I think this goes with ML's type variable syntax ('a), actually.

> > Of course, if you want to introduce this rule, you'd better start out
> > with it and be consistent --- require every variable to be explicitly
> > brought into scope.  I think you'd find it pretty annoying after trying
> > to program in your new language for a while, though.
> > 
> 
> I agree that there are many good points in favour of Haskell's use of a 
> case distinction, not the least being that it gives definite guidance on 
> when to use lower or upper case identifiers and therefore avoids the 
> mess you find in C++ programs where every programmer has their own 
> private conventions which can lead to confusion and useless debate.

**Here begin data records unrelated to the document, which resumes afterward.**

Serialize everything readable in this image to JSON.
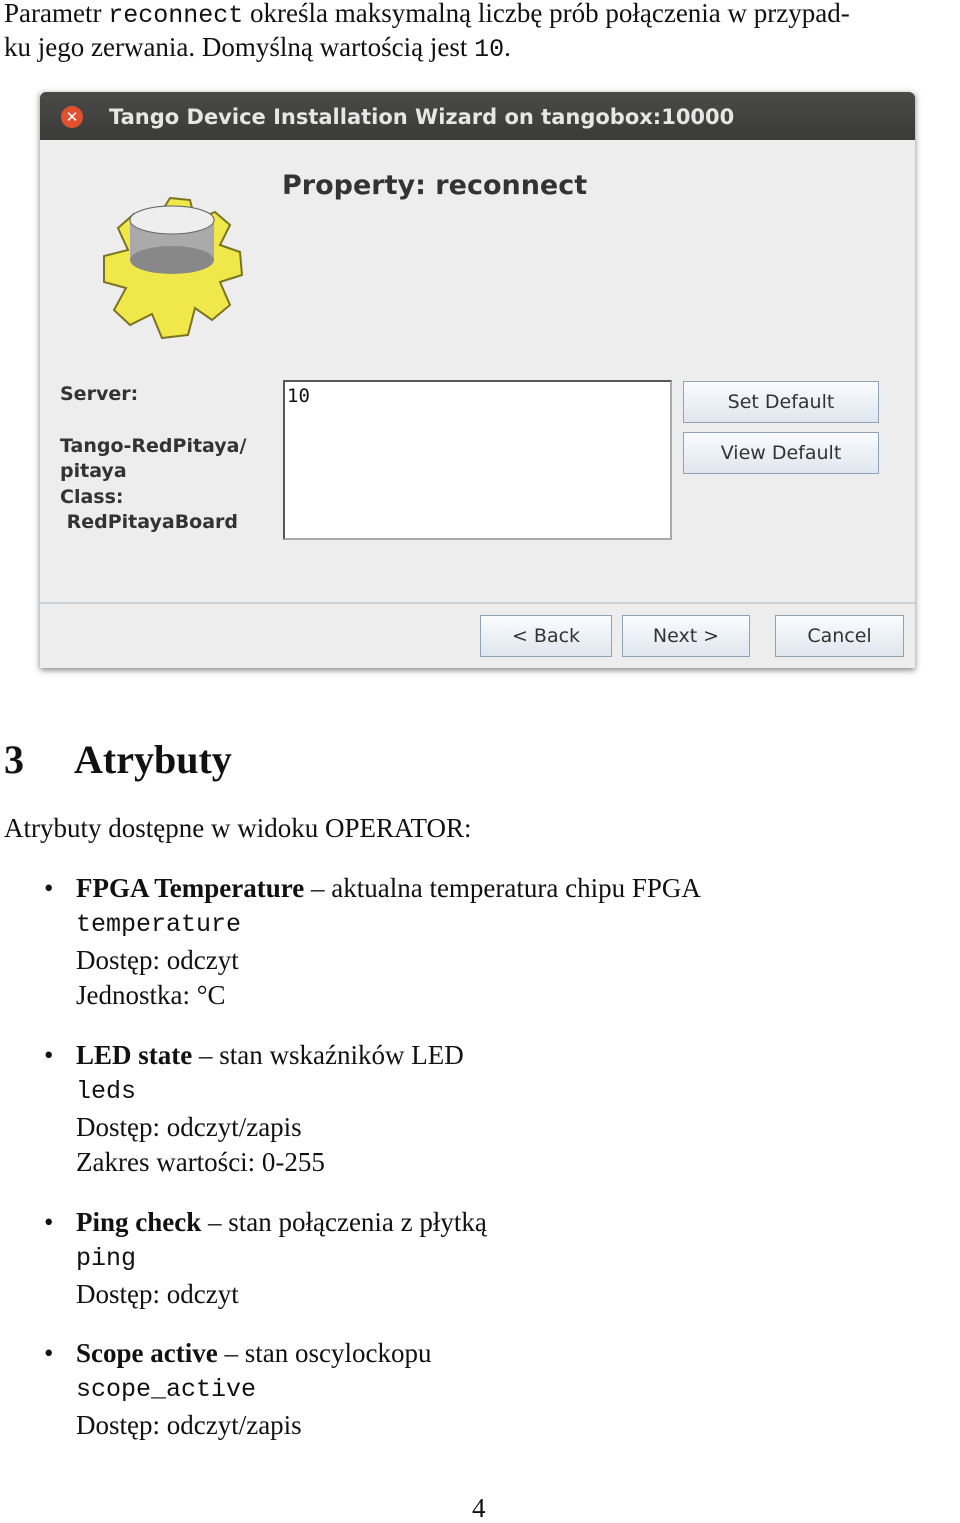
{
  "intro": {
    "line1_a": "Parametr ",
    "line1_code": "reconnect",
    "line1_b": " określa maksymalną liczbę prób połączenia w przypad-",
    "line2_a": "ku jego zerwania. Domyślną wartością jest ",
    "line2_code": "10",
    "line2_b": "."
  },
  "window": {
    "title": "Tango Device Installation Wizard on tangobox:10000",
    "property_title": "Property: reconnect",
    "server_label": "Server:",
    "server_value1": "Tango-RedPitaya/",
    "server_value2": "pitaya",
    "class_label": "Class:",
    "class_value": " RedPitayaBoard",
    "value": "10",
    "set_default": "Set Default",
    "view_default": "View Default",
    "back": "< Back",
    "next": "Next >",
    "cancel": "Cancel"
  },
  "section": {
    "number": "3",
    "title": "Atrybuty",
    "intro": "Atrybuty dostępne w widoku OPERATOR:"
  },
  "items": [
    {
      "name": "FPGA Temperature",
      "desc": " – aktualna temperatura chipu FPGA",
      "code": "temperature",
      "lines": [
        "Dostęp: odczyt",
        "Jednostka: °C"
      ]
    },
    {
      "name": "LED state",
      "desc": " – stan wskaźników LED",
      "code": "leds",
      "lines": [
        "Dostęp: odczyt/zapis",
        "Zakres wartości: 0-255"
      ]
    },
    {
      "name": "Ping check",
      "desc": " – stan połączenia z płytką",
      "code": "ping",
      "lines": [
        "Dostęp: odczyt"
      ]
    },
    {
      "name": "Scope active",
      "desc": " – stan oscylockopu",
      "code": "scope_active",
      "lines": [
        "Dostęp: odczyt/zapis"
      ]
    }
  ],
  "page_number": "4"
}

Another system with this advantage would be to invalidate identifiers
beginning with upper case letters entirely :)  (If you really wanted to
go B&D, disallow underscores as well.  Then every identifier /has/ to be
camel-case.)

> However it still seems to me that the case distinction, at least on the 
> level of type constructors, becomes problematic and possibly 
> inconsistent especially if I consider the effects of trying to 
> incorporate something like the ML module system as well as type classes. 
> (For example the Moby language (http://moby.cs.uchicago.edu/ ), a 
> possible successor to SML, uses capitalization for type constructors 
> similar to Haskell which means that type parameters in functor 
> applications must be uppercase, which conflicts with the use of 
> lowercase type params for classes which are a special kind of functor... 
> (Moby itself doesn't encounter any difficulty since it doesn't have type 
> classes)).

It's weird.  ML-derived languages are functional languages at the value
level (and have regular lambda-bound variables in consequence), but are
logical languages at the type level (and have logical variables in
consequence).  So ordinary lambda-bound variables, like in ML-style
functors (parametrized modules) act more like type constants than like
type variables.

Food for thought --- thanks for that!